O folclore de Mourinho faz parte de uma engenharia mental de sucesso

Incontornável: as rivalidades bairristas agitam as taças de cervejas com mais convicção, aguçam o vocifero ameaçador, mas, Londres roubar a hegemonia da Premier League a Manchester, tem um gostinho especial. Especialmente a desfavor 'pundits' britânicos descrentes (comentadores ou analistas da jornada), encostados à parede com (mais uma) entrada a pés juntos de José Mourinho. Primeiro ano para testes de pista, troca de pneus para diferentes aderências ao asfalto, e a promessa (com ele há sempre uma, não é?) de que este ano podiam contar com o Chelsea. Prometeu, cumpriu. De forma totalmente merecida. Mourinho nunca será consensual, mas também já anda nisto há anos suficientes para que se perceba que 'merecer' ganhar é relativo. Liderou sem contestação a competição desde a primeira jornada, e foi apenas derrotado por duas vezes. Venceu a regularidade. Por outras palavras, venceu a doutrina do treinador natural de Setúbal. Para isso, contou com Diego Costa, a versão rejuvenescida de Didier Drogba e que abafou a insistente queixa de Mourinho: a falta de um avançado que garanta mais de 20 golos por temporada. Não que para mim isso assuma carácter decisivo e superlativo no sucesso de uma campanha, mas José vive dos seus 'feelings' pessoais. Como no dia em que, quase no fecho das urnas, prometeu algo a Fábregas que Wenger não poderia rebater: títulos. O catalão vestiu as luvas de cirurgião blue, e fez de Diego Costa o assistente idóneo na hora de descoser as defesas contrárias.

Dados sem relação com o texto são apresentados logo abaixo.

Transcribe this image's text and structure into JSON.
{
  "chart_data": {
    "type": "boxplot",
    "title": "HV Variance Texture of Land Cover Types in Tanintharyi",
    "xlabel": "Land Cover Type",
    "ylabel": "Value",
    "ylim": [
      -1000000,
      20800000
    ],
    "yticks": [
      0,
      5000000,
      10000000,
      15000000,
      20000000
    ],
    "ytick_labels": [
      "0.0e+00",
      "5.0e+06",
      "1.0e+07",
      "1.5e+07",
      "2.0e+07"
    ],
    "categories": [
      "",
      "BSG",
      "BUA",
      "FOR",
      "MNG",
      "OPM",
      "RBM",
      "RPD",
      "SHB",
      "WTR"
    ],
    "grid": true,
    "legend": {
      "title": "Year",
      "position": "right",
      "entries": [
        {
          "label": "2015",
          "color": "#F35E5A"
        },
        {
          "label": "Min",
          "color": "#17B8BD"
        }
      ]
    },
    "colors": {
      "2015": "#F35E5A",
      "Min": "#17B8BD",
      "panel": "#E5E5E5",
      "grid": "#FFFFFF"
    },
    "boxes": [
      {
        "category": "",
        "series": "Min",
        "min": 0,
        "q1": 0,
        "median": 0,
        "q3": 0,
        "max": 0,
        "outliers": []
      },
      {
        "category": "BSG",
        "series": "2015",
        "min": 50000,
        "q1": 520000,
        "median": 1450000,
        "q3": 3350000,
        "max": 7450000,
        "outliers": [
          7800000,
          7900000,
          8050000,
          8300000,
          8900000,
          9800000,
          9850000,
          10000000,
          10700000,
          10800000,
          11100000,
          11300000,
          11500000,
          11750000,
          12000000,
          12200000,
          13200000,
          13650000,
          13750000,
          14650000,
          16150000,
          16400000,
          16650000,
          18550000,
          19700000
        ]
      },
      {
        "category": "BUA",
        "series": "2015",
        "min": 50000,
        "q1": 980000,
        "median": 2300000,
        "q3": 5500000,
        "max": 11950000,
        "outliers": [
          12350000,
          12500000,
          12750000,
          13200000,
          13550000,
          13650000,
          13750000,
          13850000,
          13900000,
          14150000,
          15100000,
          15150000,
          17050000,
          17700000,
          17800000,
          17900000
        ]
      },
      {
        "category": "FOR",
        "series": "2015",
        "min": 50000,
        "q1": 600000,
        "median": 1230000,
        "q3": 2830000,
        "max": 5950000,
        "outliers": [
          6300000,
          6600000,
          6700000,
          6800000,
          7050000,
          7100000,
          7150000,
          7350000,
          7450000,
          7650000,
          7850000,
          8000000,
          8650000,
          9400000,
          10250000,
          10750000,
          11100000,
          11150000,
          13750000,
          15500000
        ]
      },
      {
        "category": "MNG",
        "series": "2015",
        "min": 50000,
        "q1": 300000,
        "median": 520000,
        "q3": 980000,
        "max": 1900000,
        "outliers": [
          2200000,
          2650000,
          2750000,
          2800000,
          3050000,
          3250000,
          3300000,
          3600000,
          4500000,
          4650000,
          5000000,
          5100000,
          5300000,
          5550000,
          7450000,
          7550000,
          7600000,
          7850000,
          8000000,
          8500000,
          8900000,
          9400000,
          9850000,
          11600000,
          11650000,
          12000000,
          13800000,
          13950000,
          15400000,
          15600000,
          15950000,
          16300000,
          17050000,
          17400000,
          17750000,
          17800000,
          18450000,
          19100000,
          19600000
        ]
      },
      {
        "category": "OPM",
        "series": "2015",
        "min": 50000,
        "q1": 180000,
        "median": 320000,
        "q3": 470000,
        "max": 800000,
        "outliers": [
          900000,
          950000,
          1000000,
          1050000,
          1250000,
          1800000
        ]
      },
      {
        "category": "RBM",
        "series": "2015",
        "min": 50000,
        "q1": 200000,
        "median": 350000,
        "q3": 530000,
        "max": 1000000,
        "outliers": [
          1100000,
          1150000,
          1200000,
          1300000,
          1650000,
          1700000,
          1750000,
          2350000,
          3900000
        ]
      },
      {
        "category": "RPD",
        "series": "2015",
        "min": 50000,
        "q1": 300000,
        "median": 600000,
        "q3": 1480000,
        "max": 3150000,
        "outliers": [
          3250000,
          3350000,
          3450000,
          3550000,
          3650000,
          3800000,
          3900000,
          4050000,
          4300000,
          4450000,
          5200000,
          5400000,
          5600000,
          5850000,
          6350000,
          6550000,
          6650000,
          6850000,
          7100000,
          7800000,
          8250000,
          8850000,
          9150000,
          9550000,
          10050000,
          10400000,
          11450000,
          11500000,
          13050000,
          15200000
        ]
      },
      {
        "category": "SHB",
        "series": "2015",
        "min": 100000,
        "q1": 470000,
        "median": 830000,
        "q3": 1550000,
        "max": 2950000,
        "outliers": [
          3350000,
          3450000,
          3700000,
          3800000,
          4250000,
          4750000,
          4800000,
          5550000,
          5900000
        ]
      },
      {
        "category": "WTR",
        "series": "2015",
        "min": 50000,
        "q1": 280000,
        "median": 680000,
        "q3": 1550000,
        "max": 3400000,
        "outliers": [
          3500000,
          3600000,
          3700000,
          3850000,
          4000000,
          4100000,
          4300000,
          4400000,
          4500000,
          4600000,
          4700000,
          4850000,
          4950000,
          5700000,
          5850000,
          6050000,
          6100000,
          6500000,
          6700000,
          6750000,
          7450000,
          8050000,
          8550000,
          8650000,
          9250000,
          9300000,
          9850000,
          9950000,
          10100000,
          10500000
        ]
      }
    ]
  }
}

O Chelsea aborrecia. A quem investia e não apenas gastava, não. Abramovich via o projecto brotar além do betão lançado na primeira temporada. Apoiado por John Terry e por Nemanja "cimento-cola" Matic - há sempre um Materazzi, um Gallas, um Essien! - o Chelsea tornou-se um favorito das casas de apostas. Estatisticamente fiável e regular, sair da órbita traçada nunca foi um receio. Mourinho nunca tropeçou, levantou os estandartes de guerra habituais, entornou o vinho quando teve de o fazer. Tudo parte de uma engenharia mental que muitos apelidam de maquiavélica, por vezes baixa, mas que coloca o emblema londrino no topo do futebol da capital inglesa.

"É um sentimento especial [vencer este título], porque não sou a pessoa mais inteligente do mundo quando escolho um país e uma equipa para treinar. Podia ter escolhido outro país, mas escolhi a liga da Europa mais difícil de ganhar". Mourinho deverá controlar a soberba. Alex Ferguson já não está presente para brindar com o técnico português e, segundo leio nos meios ingleses, 'Big Sam Allardyce', um dos seus queridos inimigos, foi aconselhado a largar qualquer bebida alcoólica após a sua chegada ao West Ham United. Restam-lhe poucos bens humanos. Os materiais, sobra o que mais interessa, o titulo amealhado. Mas soa o alarme. O alarme que a própria caricatura de Mourinho monta cada vez com maior frequência sobre a necessidade de fazer do sucesso individual um folclore mais mediático que o colectivo.